Lockdown sendiri memang berimplikasi pada terhentinya kegiatan ekonomi. Dampaknya, negara harus bersiap dari sisi ekonomi, seperti memenuhi kebutuhan masyarakat terutama kebutuhan pokok di wilayah yang di-lockdown.
"Jangan asal lockdown tanpa persiapan yang cukup. Lockdown di Wuhan ketika itu, semua transportasi publik, bus, kereta, penerbangan, hingga perjalanan kapal berhenti.
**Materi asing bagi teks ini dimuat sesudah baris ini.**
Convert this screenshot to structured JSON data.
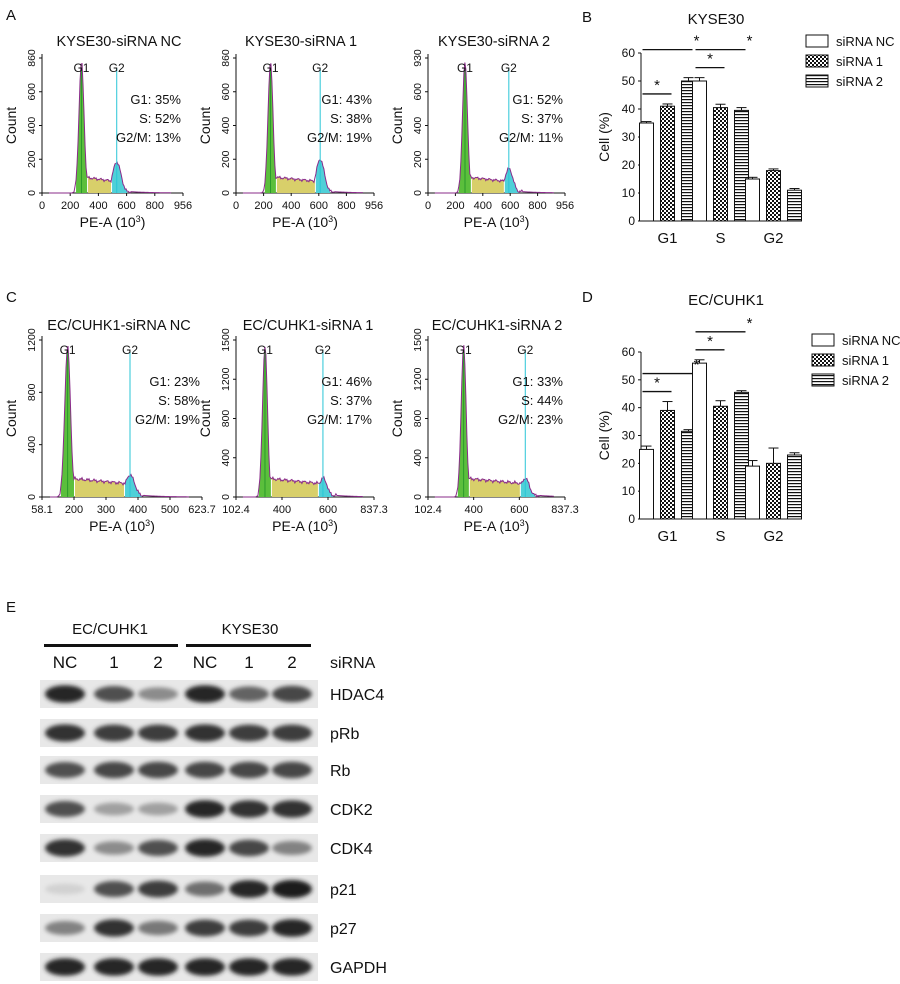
{
  "panel_letters": [
    "A",
    "B",
    "C",
    "D",
    "E"
  ],
  "histograms": [
    {
      "title": "KYSE30-siRNA NC",
      "ylabel": "Count",
      "xlabel": "PE-A (10",
      "xlabel_sup": "3",
      "xlabel_end": ")",
      "yticks": [
        "860",
        "600",
        "400",
        "200",
        "0"
      ],
      "xticks": [
        "0",
        "200",
        "400",
        "600",
        "800",
        "956"
      ],
      "g1_label": "G1",
      "g2_label": "G2",
      "stats": [
        "G1: 35%",
        "S: 52%",
        "G2/M: 13%"
      ]
    },
    {
      "title": "KYSE30-siRNA 1",
      "ylabel": "Count",
      "xlabel": "PE-A (10",
      "xlabel_sup": "3",
      "xlabel_end": ")",
      "yticks": [
        "860",
        "600",
        "400",
        "200",
        "0"
      ],
      "xticks": [
        "0",
        "200",
        "400",
        "600",
        "800",
        "956"
      ],
      "g1_label": "G1",
      "g2_label": "G2",
      "stats": [
        "G1: 43%",
        "S: 38%",
        "G2/M: 19%"
      ]
    },
    {
      "title": "KYSE30-siRNA 2",
      "ylabel": "Count",
      "xlabel": "PE-A (10",
      "xlabel_sup": "3",
      "xlabel_end": ")",
      "yticks": [
        "930",
        "600",
        "400",
        "200",
        "0"
      ],
      "xticks": [
        "0",
        "200",
        "400",
        "600",
        "800",
        "956"
      ],
      "g1_label": "G1",
      "g2_label": "G2",
      "stats": [
        "G1: 52%",
        "S: 37%",
        "G2/M: 11%"
      ]
    },
    {
      "title": "EC/CUHK1-siRNA NC",
      "ylabel": "Count",
      "xlabel": "PE-A (10",
      "xlabel_sup": "3",
      "xlabel_end": ")",
      "yticks": [
        "1200",
        "800",
        "400",
        "0"
      ],
      "xticks": [
        "58.1",
        "200",
        "300",
        "400",
        "500",
        "623.7"
      ],
      "g1_label": "G1",
      "g2_label": "G2",
      "stats": [
        "G1: 23%",
        "S: 58%",
        "G2/M: 19%"
      ]
    },
    {
      "title": "EC/CUHK1-siRNA 1",
      "ylabel": "Count",
      "xlabel": "PE-A (10",
      "xlabel_sup": "3",
      "xlabel_end": ")",
      "yticks": [
        "1500",
        "1200",
        "800",
        "400",
        "0"
      ],
      "xticks": [
        "102.4",
        "400",
        "600",
        "837.3"
      ],
      "g1_label": "G1",
      "g2_label": "G2",
      "stats": [
        "G1: 46%",
        "S: 37%",
        "G2/M: 17%"
      ]
    },
    {
      "title": "EC/CUHK1-siRNA 2",
      "ylabel": "Count",
      "xlabel": "PE-A (10",
      "xlabel_sup": "3",
      "xlabel_end": ")",
      "yticks": [
        "1500",
        "1200",
        "800",
        "400",
        "0"
      ],
      "xticks": [
        "102.4",
        "400",
        "600",
        "837.3"
      ],
      "g1_label": "G1",
      "g2_label": "G2",
      "stats": [
        "G1: 33%",
        "S: 44%",
        "G2/M: 23%"
      ]
    }
  ],
  "chart_data": [
    {
      "type": "bar",
      "title": "KYSE30",
      "xlabel": "",
      "ylabel": "Cell (%)",
      "categories": [
        "G1",
        "S",
        "G2"
      ],
      "ylim": [
        0,
        60
      ],
      "yticks": [
        "60",
        "50",
        "40",
        "30",
        "20",
        "10",
        "0"
      ],
      "series": [
        {
          "name": "siRNA NC",
          "values": [
            35,
            50,
            15
          ],
          "errors": [
            0.5,
            1.2,
            0.6
          ]
        },
        {
          "name": "siRNA  1",
          "values": [
            41,
            40.5,
            18
          ],
          "errors": [
            0.8,
            1.2,
            0.6
          ]
        },
        {
          "name": "siRNA  2",
          "values": [
            50,
            39.5,
            11
          ],
          "errors": [
            1.2,
            1.0,
            0.6
          ]
        }
      ],
      "significance": "*"
    },
    {
      "type": "bar",
      "title": "EC/CUHK1",
      "xlabel": "",
      "ylabel": "Cell (%)",
      "categories": [
        "G1",
        "S",
        "G2"
      ],
      "ylim": [
        0,
        60
      ],
      "yticks": [
        "60",
        "50",
        "40",
        "30",
        "20",
        "10",
        "0"
      ],
      "series": [
        {
          "name": "siRNA NC",
          "values": [
            25,
            56,
            19
          ],
          "errors": [
            1.2,
            1.2,
            2.0
          ]
        },
        {
          "name": "siRNA  1",
          "values": [
            39,
            40.5,
            20
          ],
          "errors": [
            3.2,
            2.0,
            5.5
          ]
        },
        {
          "name": "siRNA  2",
          "values": [
            31.5,
            45.5,
            23
          ],
          "errors": [
            0.6,
            0.6,
            0.8
          ]
        }
      ],
      "significance": "*"
    }
  ],
  "blot": {
    "groups": [
      "EC/CUHK1",
      "KYSE30"
    ],
    "lanes": [
      "NC",
      "1",
      "2",
      "NC",
      "1",
      "2"
    ],
    "lane_axis_label": "siRNA",
    "rows": [
      {
        "label": "HDAC4",
        "intensity": [
          0.95,
          0.75,
          0.45,
          0.95,
          0.65,
          0.8
        ]
      },
      {
        "label": "pRb",
        "intensity": [
          0.9,
          0.85,
          0.85,
          0.9,
          0.85,
          0.85
        ]
      },
      {
        "label": "Rb",
        "intensity": [
          0.75,
          0.8,
          0.8,
          0.8,
          0.8,
          0.8
        ]
      },
      {
        "label": "CDK2",
        "intensity": [
          0.75,
          0.35,
          0.35,
          0.95,
          0.9,
          0.9
        ]
      },
      {
        "label": "CDK4",
        "intensity": [
          0.9,
          0.45,
          0.75,
          0.95,
          0.8,
          0.5
        ]
      },
      {
        "label": "p21",
        "intensity": [
          0.1,
          0.75,
          0.85,
          0.6,
          0.95,
          1.0
        ]
      },
      {
        "label": "p27",
        "intensity": [
          0.5,
          0.9,
          0.55,
          0.85,
          0.85,
          0.95
        ]
      },
      {
        "label": "GAPDH",
        "intensity": [
          0.95,
          0.95,
          0.95,
          0.95,
          0.95,
          0.95
        ]
      }
    ]
  }
}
Sekitar 50 juta penduduk Wuhan terkunci di Wuhan tak bisa ke mana-mana," katanya.
"Contoh lain di Italia yang di-lockdown secara masif pada 9 Maret 2020, Italia me-lockdown sampai ke seluruh penjuru negara, setelah sebelumnya me-lockdown hanya di Italia bagian utara. Inilah dampak nyata dari lockdown. Polisi dan tentara berjaga-jaga di pintu keluar masuk wilayah, transportasi terhenti. Kegiatan ekonomi vakum, kecuali yang bisa dilakukan secara virtual dari rumah dan belanja kebutuhan pokok di toko terdekat saja," sambungnya.
Edhi menambahkan, ada pertimbangan-pertimbangan lain yang harus diperhatikan jika pemerintah Indonesia akan mengambil keputusan lockdown. Yaitu sektor-sektor yang mengandalkan teknologi tradisional akan terkena dampak paling buruk.
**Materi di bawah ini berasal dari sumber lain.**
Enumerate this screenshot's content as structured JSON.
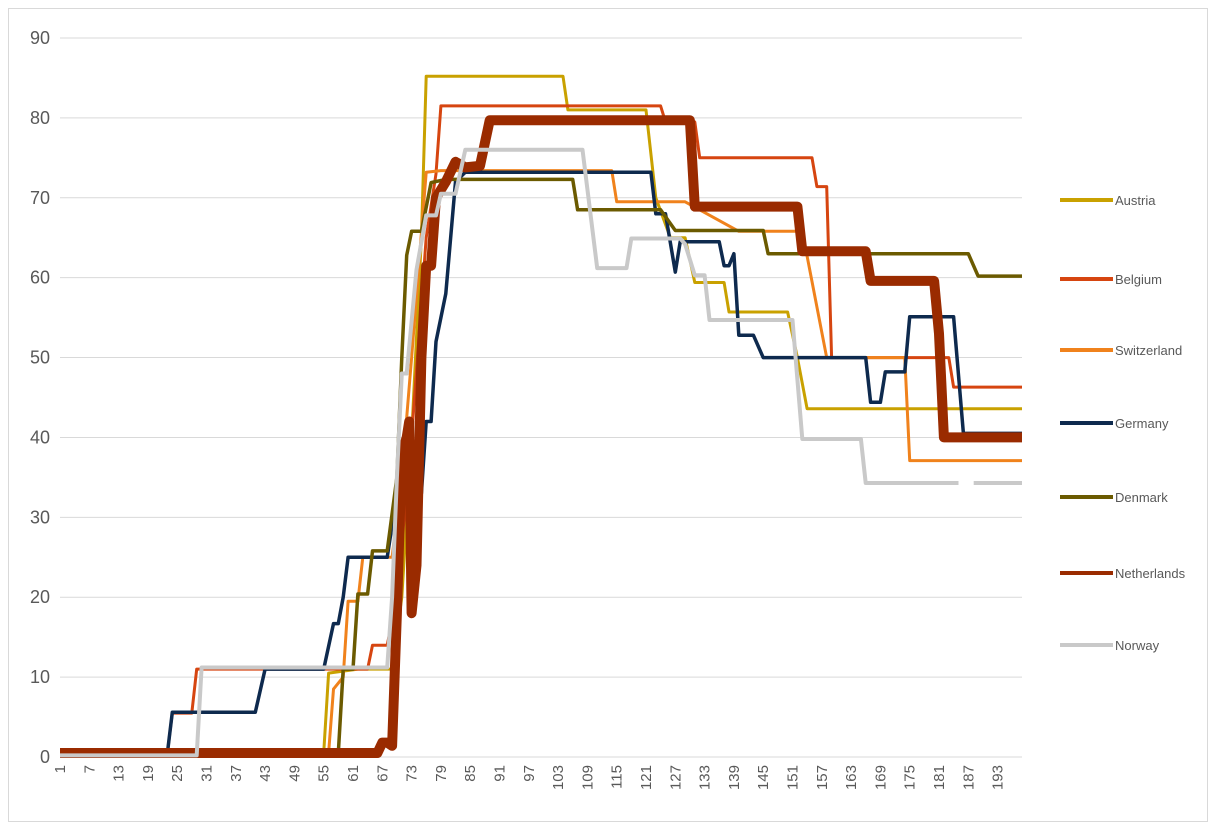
{
  "chart_data": {
    "type": "line",
    "title": "",
    "xlabel": "",
    "ylabel": "",
    "ylim": [
      0,
      90
    ],
    "y_ticks": [
      "0",
      "10",
      "20",
      "30",
      "40",
      "50",
      "60",
      "70",
      "80",
      "90"
    ],
    "x_range": [
      1,
      198
    ],
    "x_tick_labels": [
      "1",
      "7",
      "13",
      "19",
      "25",
      "31",
      "37",
      "43",
      "49",
      "55",
      "61",
      "67",
      "73",
      "79",
      "85",
      "91",
      "97",
      "103",
      "109",
      "115",
      "121",
      "127",
      "133",
      "139",
      "145",
      "151",
      "157",
      "163",
      "169",
      "175",
      "181",
      "187",
      "193"
    ],
    "grid": "horizontal",
    "legend_position": "right",
    "series": [
      {
        "name": "Austria",
        "color": "#c9a100",
        "points": [
          [
            1,
            0.5
          ],
          [
            55,
            0.5
          ],
          [
            56,
            10.5
          ],
          [
            62,
            11
          ],
          [
            69,
            11
          ],
          [
            71,
            20
          ],
          [
            73,
            40
          ],
          [
            75,
            65
          ],
          [
            76,
            85.2
          ],
          [
            104,
            85.2
          ],
          [
            105,
            81
          ],
          [
            121,
            81
          ],
          [
            123,
            70
          ],
          [
            126,
            65
          ],
          [
            129,
            65
          ],
          [
            131,
            59.4
          ],
          [
            137,
            59.4
          ],
          [
            138,
            55.7
          ],
          [
            150,
            55.7
          ],
          [
            152,
            50
          ],
          [
            154,
            43.6
          ],
          [
            198,
            43.6
          ]
        ]
      },
      {
        "name": "Belgium",
        "color": "#d64510",
        "points": [
          [
            1,
            0.5
          ],
          [
            23,
            0.5
          ],
          [
            24,
            5.5
          ],
          [
            28,
            5.5
          ],
          [
            29,
            11
          ],
          [
            64,
            11
          ],
          [
            65,
            14
          ],
          [
            68,
            14
          ],
          [
            70,
            20
          ],
          [
            73,
            40
          ],
          [
            76,
            65
          ],
          [
            78,
            73
          ],
          [
            79,
            81.5
          ],
          [
            124,
            81.5
          ],
          [
            125,
            79.5
          ],
          [
            131,
            79.5
          ],
          [
            132,
            75
          ],
          [
            155,
            75
          ],
          [
            156,
            71.4
          ],
          [
            158,
            71.4
          ],
          [
            159,
            50
          ],
          [
            162,
            50
          ],
          [
            163,
            50
          ],
          [
            183,
            50
          ],
          [
            184,
            46.3
          ],
          [
            198,
            46.3
          ]
        ]
      },
      {
        "name": "Switzerland",
        "color": "#f0821c",
        "points": [
          [
            1,
            0.5
          ],
          [
            56,
            0.5
          ],
          [
            57,
            8.5
          ],
          [
            59,
            10
          ],
          [
            60,
            19.5
          ],
          [
            62,
            19.5
          ],
          [
            63,
            25
          ],
          [
            67,
            25
          ],
          [
            69,
            25
          ],
          [
            71,
            35
          ],
          [
            73,
            50
          ],
          [
            76,
            73.2
          ],
          [
            79,
            73.4
          ],
          [
            114,
            73.4
          ],
          [
            115,
            69.5
          ],
          [
            128,
            69.5
          ],
          [
            129,
            69.5
          ],
          [
            140,
            65.8
          ],
          [
            153,
            65.8
          ],
          [
            158,
            50
          ],
          [
            174,
            50
          ],
          [
            175,
            37.1
          ],
          [
            198,
            37.1
          ]
        ]
      },
      {
        "name": "Germany",
        "color": "#0e2a4e",
        "points": [
          [
            1,
            0.5
          ],
          [
            23,
            0.5
          ],
          [
            24,
            5.6
          ],
          [
            41,
            5.6
          ],
          [
            43,
            11
          ],
          [
            55,
            11
          ],
          [
            57,
            16.7
          ],
          [
            58,
            16.7
          ],
          [
            59,
            20
          ],
          [
            60,
            25
          ],
          [
            66,
            25
          ],
          [
            68,
            25
          ],
          [
            70,
            33
          ],
          [
            72,
            35
          ],
          [
            73,
            33
          ],
          [
            75,
            33
          ],
          [
            76,
            42
          ],
          [
            77,
            42
          ],
          [
            78,
            52
          ],
          [
            80,
            58
          ],
          [
            82,
            72
          ],
          [
            84,
            73.2
          ],
          [
            122,
            73.2
          ],
          [
            123,
            68
          ],
          [
            125,
            68
          ],
          [
            127,
            60.7
          ],
          [
            128,
            64.5
          ],
          [
            136,
            64.5
          ],
          [
            137,
            61.5
          ],
          [
            138,
            61.5
          ],
          [
            139,
            63
          ],
          [
            140,
            52.8
          ],
          [
            143,
            52.8
          ],
          [
            145,
            50
          ],
          [
            166,
            50
          ],
          [
            167,
            44.4
          ],
          [
            169,
            44.4
          ],
          [
            170,
            48.2
          ],
          [
            174,
            48.2
          ],
          [
            175,
            55.1
          ],
          [
            184,
            55.1
          ],
          [
            186,
            40.5
          ],
          [
            198,
            40.5
          ]
        ]
      },
      {
        "name": "Denmark",
        "color": "#6b5a00",
        "points": [
          [
            1,
            0.5
          ],
          [
            58,
            0.5
          ],
          [
            59,
            11
          ],
          [
            61,
            11
          ],
          [
            62,
            20.4
          ],
          [
            64,
            20.4
          ],
          [
            65,
            25.8
          ],
          [
            68,
            25.8
          ],
          [
            70,
            35
          ],
          [
            71,
            50
          ],
          [
            72,
            62.8
          ],
          [
            73,
            65.8
          ],
          [
            75,
            65.8
          ],
          [
            77,
            71.9
          ],
          [
            80,
            72.3
          ],
          [
            106,
            72.3
          ],
          [
            107,
            68.5
          ],
          [
            123,
            68.5
          ],
          [
            124,
            68.5
          ],
          [
            127,
            65.9
          ],
          [
            145,
            65.9
          ],
          [
            146,
            63
          ],
          [
            160,
            63
          ],
          [
            161,
            63
          ],
          [
            187,
            63
          ],
          [
            189,
            60.2
          ],
          [
            198,
            60.2
          ]
        ]
      },
      {
        "name": "Netherlands",
        "color": "#9a2b00",
        "points": [
          [
            1,
            0.5
          ],
          [
            66,
            0.5
          ],
          [
            67,
            1.8
          ],
          [
            68,
            1.8
          ],
          [
            69,
            1.4
          ],
          [
            70,
            18
          ],
          [
            71,
            38
          ],
          [
            72,
            40
          ],
          [
            72.5,
            42
          ],
          [
            73,
            18
          ],
          [
            74,
            24
          ],
          [
            75,
            50
          ],
          [
            76,
            61.5
          ],
          [
            77,
            61.5
          ],
          [
            78,
            70
          ],
          [
            80,
            72
          ],
          [
            82,
            74.5
          ],
          [
            84,
            73.8
          ],
          [
            87,
            74
          ],
          [
            89,
            79.7
          ],
          [
            130,
            79.7
          ],
          [
            131,
            68.9
          ],
          [
            152,
            68.9
          ],
          [
            153,
            63.3
          ],
          [
            166,
            63.3
          ],
          [
            167,
            59.6
          ],
          [
            180,
            59.6
          ],
          [
            181,
            53
          ],
          [
            182,
            40
          ],
          [
            198,
            40
          ]
        ]
      },
      {
        "name": "Norway",
        "color": "#c9c9c9",
        "points": [
          [
            1,
            0.2
          ],
          [
            29,
            0.2
          ],
          [
            30,
            11.2
          ],
          [
            68,
            11.2
          ],
          [
            69,
            20
          ],
          [
            70,
            35
          ],
          [
            71,
            48
          ],
          [
            72,
            48
          ],
          [
            74,
            61
          ],
          [
            76,
            67.8
          ],
          [
            78,
            67.8
          ],
          [
            79,
            70.5
          ],
          [
            82,
            70.5
          ],
          [
            84,
            76
          ],
          [
            108,
            76
          ],
          [
            111,
            61.2
          ],
          [
            117,
            61.2
          ],
          [
            118,
            64.9
          ],
          [
            128,
            64.9
          ],
          [
            129,
            64.2
          ],
          [
            131,
            60.3
          ],
          [
            133,
            60.3
          ],
          [
            134,
            54.7
          ],
          [
            150,
            54.7
          ],
          [
            151,
            54.7
          ],
          [
            153,
            39.8
          ],
          [
            165,
            39.8
          ],
          [
            166,
            34.3
          ],
          [
            185,
            34.3
          ],
          [
            185.1,
            null
          ],
          [
            188,
            null
          ],
          [
            188.1,
            34.3
          ],
          [
            198,
            34.3
          ]
        ]
      }
    ]
  }
}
"Jika alat transportasi publik berhenti, berarti sebagian pasar juga akan berhenti, supply makanan lalu diambil alih oleh pemerintah beserta swasta besar yang ditunjuk untuk menggantikan. Kalau Indonesia sudah siap dengan hal ini, maka boleh saja lockdown dilakukan. Kalau belum, maka tunggu dulu," sebutnya.
Meski demikian, kesehatan menurutnya memang prioritas nomor satu. Kalau dilakukan lockdown, maka koordinasi dan kerja sama antara pemerintah dengan kalangan bisnis dan tentu saja dengan masyarakat secara masif harus 24 jam sehari 7 hari seminggu yang sangat wajib dilakukan untuk memastikan dampak lockdown yang minimal kepada masyarakat. Terutama untuk memenuhi kebutuhan pokok yang tersedia secara pasti.